By Isabel Dwyer
If you’re trying to go meat-less this January but are struggling to maintain protein intake, try this one out. With inspiration taken from Bon Appetit’s Molly Baz, the recipe calls for mushrooms as a substitute for the bacon you’d usually find in a carbonara. Pair those little fungi friends with the eggs that are added in, and you’re onto a protein-heavy winner.
You’ll need a pack of mushrooms, one white onion, five eggs, spaghetti, black pepper, garlic, parmesan and fresh parsley. And I assume you have salt. If you don’t, go sort that out.
There’s no need for fancy mushrooms. The cheap ones are perfect. As for the spaghetti, feel free to swap for another pasta if you prefer. I find spaghetti is one of the cheapest pastas, but not as student predictable as penne. You can skip the parsley, but just know the dish will be much heavier without it, and less colourful too. If you decide to opt in, Masterson’s grocers on Headford Road is, as always, my favourite go-to for fresh herbs. When buying the parmesan, Lidl wins at cheap cheese.
This recipe serves about three and a half people. Or two big rugby boys.
Start by giving the mushrooms a quick rinse and chop. If they’re large, cut into quarters. For smaller ones, just go halves. Remember that they’ll shrink a lot as they cook and lose water. Get two pots, one for the mushrooms and one for the spaghetti. Make sure to salt the water that you boil the spaghetti in. It should be salty enough for the taste to be noticeable from the water, but not so salty that it’s gross. Yes, ‘noticeable’ versus ‘gross’. It’s science, people. Bring to a boil and keep an eye on it, you’re looking for al dente.

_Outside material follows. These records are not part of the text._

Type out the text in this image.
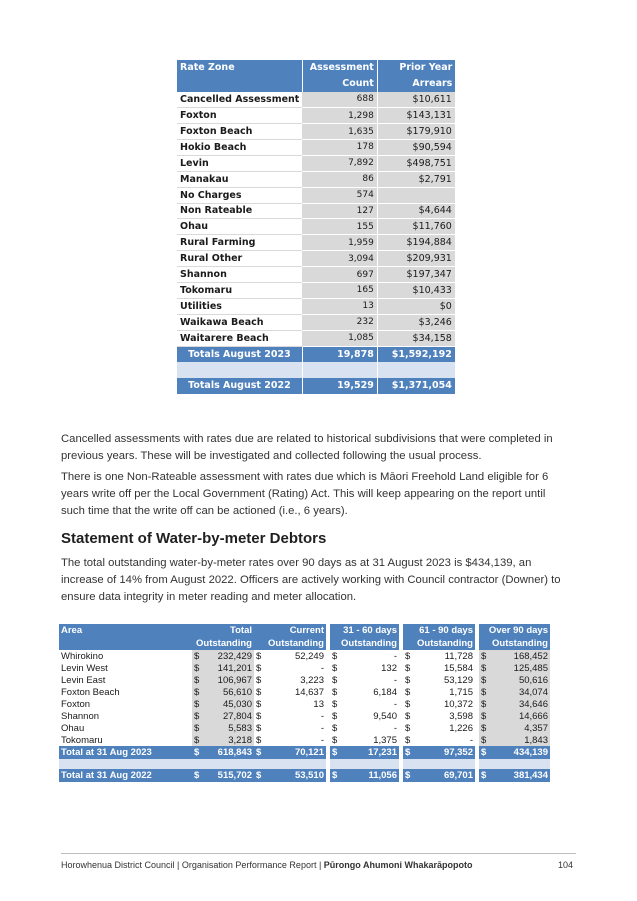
Rate Zone	Assessment	Prior Year
	Count	Arrears
Cancelled Assessment	688	$10,611
Foxton	1,298	$143,131
Foxton Beach	1,635	$179,910
Hokio Beach	178	$90,594
Levin	7,892	$498,751
Manakau	86	$2,791
No Charges	574	
Non Rateable	127	$4,644
Ohau	155	$11,760
Rural Farming	1,959	$194,884
Rural Other	3,094	$209,931
Shannon	697	$197,347
Tokomaru	165	$10,433
Utilities	13	$0
Waikawa Beach	232	$3,246
Waitarere Beach	1,085	$34,158
Totals August 2023	19,878	$1,592,192

Totals August 2022	19,529	$1,371,054

Cancelled assessments with rates due are related to historical subdivisions that were completed in previous years. These will be investigated and collected following the usual process.

There is one Non-Rateable assessment with rates due which is Māori Freehold Land eligible for 6 years write off per the Local Government (Rating) Act. This will keep appearing on the report until such time that the write off can be actioned (i.e., 6 years).

Statement of Water-by-meter Debtors

The total outstanding water-by-meter rates over 90 days as at 31 August 2023 is $434,139, an increase of 14% from August 2022. Officers are actively working with Council contractor (Downer) to ensure data integrity in meter reading and meter allocation.

Area	Total		Current		31 - 60 days		61 - 90 days		Over 90 days	
	Outstanding		Outstanding		Outstanding		Outstanding		Outstanding	
Whirokino	$	232,429	$	52,249	$	-	$	11,728	$	168,452
Levin West	$	141,201	$	-	$	132	$	15,584	$	125,485
Levin East	$	106,967	$	3,223	$	-	$	53,129	$	50,616
Foxton Beach	$	56,610	$	14,637	$	6,184	$	1,715	$	34,074
Foxton	$	45,030	$	13	$	-	$	10,372	$	34,646
Shannon	$	27,804	$	-	$	9,540	$	3,598	$	14,666
Ohau	$	5,583	$	-	$	-	$	1,226	$	4,357
Tokomaru	$	3,218	$	-	$	1,375	$	-	$	1,843
Total at 31 Aug 2023	$	618,843	$	70,121	$	17,231	$	97,352	$	434,139

Total at 31 Aug 2022	$	515,702	$	53,510	$	11,056	$	69,701	$	381,434
Horowhenua District Council | Organisation Performance Report | Pūrongo Ahumoni Whakarāpopoto	104
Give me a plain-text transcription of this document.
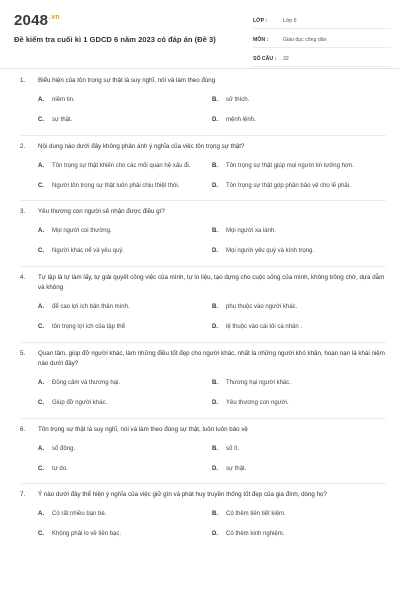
$2048^{.vn}$
Đề kiểm tra cuối kì 1 GDCD 6 năm 2023 có đáp án (Đề 3)
LỚP :	Lớp 6
MÔN :	Giáo dục công dân
SỐ CÂU :	32
1.	Biểu hiện của tôn trọng sự thật là suy nghĩ, nói và làm theo đúng
A.	niềm tin.	B.	sở thích.
C.	sự thật.	D.	mệnh lệnh.
2.	Nội dung nào dưới đây không phản ánh ý nghĩa của việc tôn trọng sự thật?
A.	Tôn trọng sự thật khiến cho các mối quan hệ xấu đi.	B.	Tôn trọng sự thật giúp mọi người tin tưởng hơn.
C.	Người tôn trọng sự thật luôn phải chịu thiệt thòi.	D.	Tôn trọng sự thật góp phần bảo vệ cho lẽ phải.
3.	Yêu thương con người sẽ nhận được điều gì?
A.	Mọi người coi thường.	B.	Mọi người xa lánh.
C.	Người khác nể và yêu quý.	D.	Mọi người yêu quý và kính trọng.
4.	Tự lập là tự làm lấy, tự giải quyết công việc của mình, tự lo liệu, tạo dựng cho cuộc sống của mình, không trông chờ, dựa dẫm và không
A.	để cao lợi ích bản thân mình.	B.	phụ thuộc vào người khác.
C.	tôn trọng lợi ích của tập thể	D.	lệ thuộc vào cái tôi cá nhân .
5.	Quan tâm, giúp đỡ người khác, làm những điều tốt đẹp cho người khác, nhất là những người khó khăn, hoạn nạn là khái niệm nào dưới đây?
A.	Đồng cảm và thương hại.	B.	Thương hại người khác.
C.	Giúp đỡ người khác.	D.	Yêu thương con người.
6.	Tôn trọng sự thật là suy nghĩ, nói và làm theo đúng sự thật, luôn luôn bảo vệ
A.	số đông.	B.	số ít.
C.	tự do.	D.	sự thật.
7.	Ý nào dưới đây thể hiện ý nghĩa của việc giữ gìn và phát huy truyền thống tốt đẹp của gia đình, dòng họ?
A.	Có rất nhiều bạn bè.	B.	Có thêm tiền tiết kiệm.
C.	Không phải lo về tiền bạc.	D.	Có thêm kinh nghiệm.
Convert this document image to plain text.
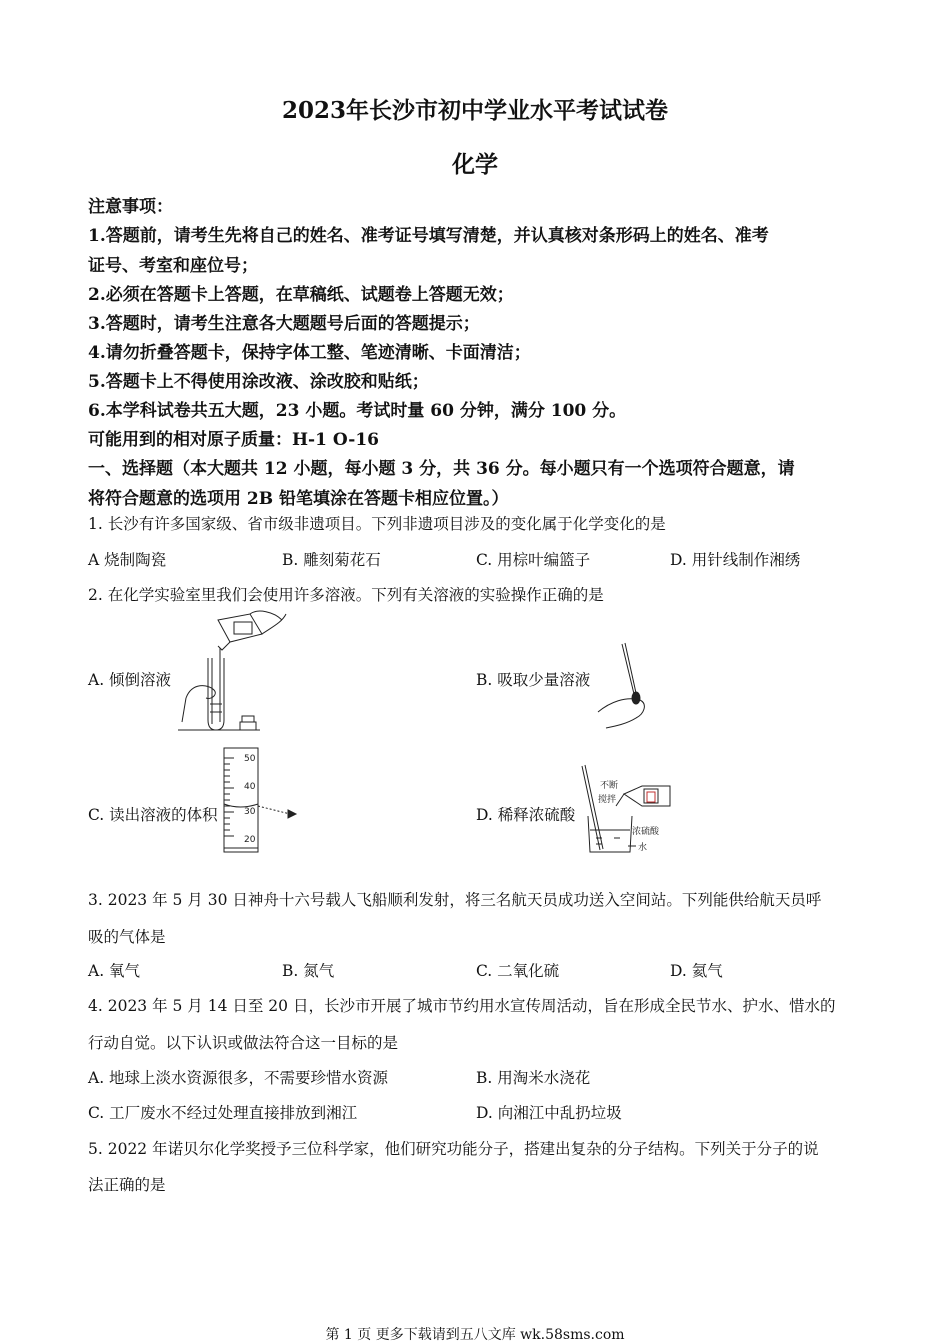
2023年长沙市初中学业水平考试试卷
化学
注意事项：
1.答题前，请考生先将自己的姓名、准考证号填写清楚，并认真核对条形码上的姓名、准考
证号、考室和座位号；
2.必须在答题卡上答题，在草稿纸、试题卷上答题无效；
3.答题时，请考生注意各大题题号后面的答题提示；
4.请勿折叠答题卡，保持字体工整、笔迹清晰、卡面清洁；
5.答题卡上不得使用涂改液、涂改胶和贴纸；
6.本学科试卷共五大题，23 小题。考试时量 60 分钟，满分 100 分。
可能用到的相对原子质量：H-1 O-16
一、选择题（本大题共 12 小题，每小题 3 分，共 36 分。每小题只有一个选项符合题意，请
将符合题意的选项用 2B 铅笔填涂在答题卡相应位置。）
1. 长沙有许多国家级、省市级非遗项目。下列非遗项目涉及的变化属于化学变化的是
A 烧制陶瓷	B. 雕刻菊花石	C. 用棕叶编篮子	D. 用针线制作湘绣
2. 在化学实验室里我们会使用许多溶液。下列有关溶液的实验操作正确的是
A. 倾倒溶液	B. 吸取少量溶液
C. 读出溶液的体积	D. 稀释浓硫酸
50
40
30
20
不断
搅拌
浓硫酸
水
3. 2023 年 5 月 30 日神舟十六号载人飞船顺利发射，将三名航天员成功送入空间站。下列能供给航天员呼
吸的气体是
A. 氧气	B. 氮气	C. 二氧化硫	D. 氦气
4. 2023 年 5 月 14 日至 20 日，长沙市开展了城市节约用水宣传周活动，旨在形成全民节水、护水、惜水的
行动自觉。以下认识或做法符合这一目标的是
A. 地球上淡水资源很多，不需要珍惜水资源	B. 用淘米水浇花
C. 工厂废水不经过处理直接排放到湘江	D. 向湘江中乱扔垃圾
5. 2022 年诺贝尔化学奖授予三位科学家，他们研究功能分子，搭建出复杂的分子结构。下列关于分子的说
法正确的是
第 1 页 更多下载请到五八文库 wk.58sms.com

In the meantime, bring the mushroom pot to a high heat. Once it’s searing hot, add whatever oil you have (I use olive oil) and add the mushrooms. We want them to be golden on all sides, kind of like the ones you get in a really good fry-up. With that in mind, let them take their time in getting brown, giving a stir every once in a while. You can turn down the heat a bit, but not too much. Only enough to kill the fear that the kitchen’s going to catch fire. While that’s all happening, crush a few cloves of garlic and finely dice the onion. Chop up the fresh parsley so that it’s ready to go. Between two bowls, separate the yolks from the whites in four of your eggs. With the last egg, add, without separating, to the bowl of yolks. You can discard the rest of the egg whites, as we won’t be using them. Unless you want to make a meringue or something. To the egg yolk mixture, add about 25-30 cranks of the pepper crusher and about 100g of parmesan. Mix really well.
At this stage, the mushrooms should be browned off and the spaghetti cooked. Drain the spaghetti, but don’t dispose of the boiling water. Collect it in a glass or jug and keep. Add the onions and garlic to the mushrooms and stir well, making sure the heat is down a bit, so the garlic doesn’t burn. You want the onions to get translucent here. Leave them be, giving an occasional stir. While you wait, you’re going to need to temper the egg mixture. This means warming it up so it doesn’t get a shock and scramble when added to the hot pan. To do this, simply add a bit of the kept pasta water to the mixture and stir quickly. It’s ready when it looks more watery. Turn down the heat of the mushroom pot so that it’s barely on, and quickly stir in the egg mixture. Add the spaghetti. You want to constantly move the contents around so that no egg scrambles. Once you have a creamy looking coating, mix in the parsley and it’s ready to go. Add some extra parsley and parmesan on top if you want to go all out.
And throw a slob of spaghetti at the next person who says you need meat for protein.